Amy Adams may have five Oscar nominations, but it’s still startling to watch the former Chanhassen Dinner Theatre actress and bubbly princess from “Enchanted” commit so deeply to her dark side in HBO’s “Sharp Objects.”
Adams plays Camille Preaker, a newspaper reporter forced to revisit her traumatic childhood when she returns to her hometown to investigate a string of killings.
Premiering Sunday, the miniseries is based on a novel by Gillian Flynn, who knows a few things about defying expectations. Her book “Gone Girl” became a movie sensation in 2014, galvanizing women hungry for a conniving antihero to call their own, while sending a shiver up the spines of callous men in the same way “Fatal Attraction” did three decades ago.
Flynn, 47, a Kansas City native and former TV critic for Entertainment Weekly, chatted last month by phone about finally seeing her debut novel come to the screen, with a former Minnesotan bringing her character to life.
Q: All three of your novels take place in the Midwest, as does your screenplay for the upcoming movie “Widows” with Viola Davis. Is that because it’s a region you know or is the setting integral to the stories?
A: Probably more of the latter. It’s an underused region for storytelling and it’s kind of entertaining to play against type. People think of Midwesterners as kind of cute, ignoring the undercurrent of violence that has taken place there.
Q: Your Midwesterners are also deeply disturbed. Where does that come from? Is everything all right?
A: I’m OK. Thanks for asking. It comes from my imagination. Every person has demons. Women spend a lot of time bottling up rage, especially women of my generation.
We’re still not there yet. People still haven’t gotten comfortable with the #MeToo movement. It’s like, “You can have your march, but enough already.” I’ve spent a lot of time swallowing my anger. Camille is a particularly extreme case of that, going back to face what happened to her and her family. Every person has a mystery if you go back far enough.

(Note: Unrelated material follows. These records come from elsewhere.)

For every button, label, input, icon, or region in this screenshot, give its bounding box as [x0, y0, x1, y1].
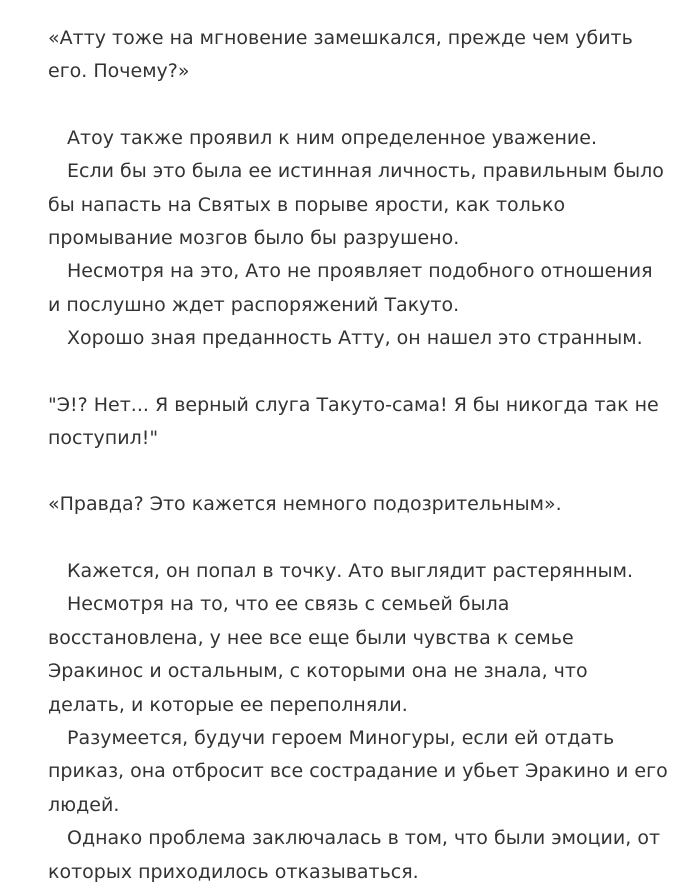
- paragraph-4: Несмотря на это, Ато не проявляет подобного отношения и послушно ждет распоряжений Такуто.: [48, 260, 653, 316]
- paragraph-9: Несмотря на то, что ее связь с семьей была восстановлена, у нее все еще были чувства к семье Эракинос и остальным, с которыми она не знала, что делать, и которые ее переполняли.: [48, 593, 588, 716]
- paragraph-3: Если бы это была ее истинная личность, правильным было бы напасть на Святых в порыве ярости, как только промывание мозгов было бы разрушено.: [48, 160, 664, 250]
- paragraph-1: «Атту тоже на мгновение замешкался, прежде чем убить его. Почему?»: [48, 27, 633, 83]
- paragraph-8: Кажется, он попал в точку. Ато выглядит растерянным.: [67, 559, 633, 582]
- paragraph-5: Хорошо зная преданность Атту, он нашел это странным.: [67, 327, 643, 350]
- paragraph-10: Разумеется, будучи героем Миногуры, если ей отдать приказ, она отбросит все сострадание и убьет Эракино и его людей.: [48, 726, 668, 816]
- paragraph-2: Атоу также проявил к ним определенное уважение.: [67, 126, 597, 149]
- paragraph-7: «Правда? Это кажется немного подозрительным».: [48, 493, 562, 516]
- reading-page: [48, 22, 668, 889]
- paragraph-11: Однако проблема заключалась в том, что были эмоции, от которых приходилось отказываться.: [48, 827, 661, 883]
- paragraph-gap: [48, 356, 668, 389]
- paragraph-gap: [48, 522, 668, 555]
- paragraph-6: "Э!? Нет... Я верный слуга Такуто-сама! Я бы никогда так не поступил!": [48, 393, 659, 450]
- paragraph-gap: [48, 455, 668, 488]
- paragraph-gap: [48, 89, 668, 122]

Q: Did “Sharp Objects” finally get the green light because of the times we are living in, or because of the success of “Gone Girl”?
A: It was probably a little bit of both. “Gone Girl” showed everyone that dark, unlikable, problematic women can make people a lot of money and everyone likes that. I’m not sure Hollywood was ready before that. Books always get there more quickly than film and TV do.
When “Sharp” came out in 2006, I got an agent and hoped for a bidding war. Instead, it got crickets. It was by no means a big seller. After the success of “Gone Girl,” I resisted selling “Sharp” for a while. I didn’t want it to become Camille just reacting to boos and scares.
Q: When you’re writing a novel, do you have images of people you know, or even actresses, in your head?
A: Camille’s story is not autobiographical, but I poured a lot of my pain in there. But I certainly was not picturing my face and I never think about a particular actress. That’s very dangerous. You may start writing toward that actress and picking up her mannerisms. That being said, in a strange way, it felt like this project was waiting for Amy to show up. She slipped into Camille’s skin so beautifully.
Q: Early in her career, Amy was known for lighter roles. As a movie fan, when did you notice that she could handle darker material?
A: I always thought she had these lovely qualities and an angelic voice. Then came “Doubt,” “The Master,” “Arrival,” “Nocturnal Animals.” Those are certain pieces that showed she was marching steadily in this direction.
Q: In interviews you and Amy have done together, I’ve noticed that you both got quite emotional. Has it been hard for you to revisit this character 12 years after you created her?
A: That’s surprised me, but I suppose it has all reminded me of the pain of my youth, when I felt like I was screaming underwater. I’m very protective of Camille. To see her land safely at home after so long and have Amy do such a wonderful job is sort of lovely and a vindication.
Q: Your work has only been interpreted by male directors. Any chance that will change soon? Have you thought about directing yourself?
A: I would love to direct. I’ve got a TV series I’m trying to get up and I’d love to direct a piece of that. But I don’t want to stop writing. I was in the writers’ room for this entire miniseries and I still love doing novels.
Q: All your stories so far have been so dark. Is there a romantic comedy in your future?
A: I would love to do something lighter at some point. Don’t count me out on that.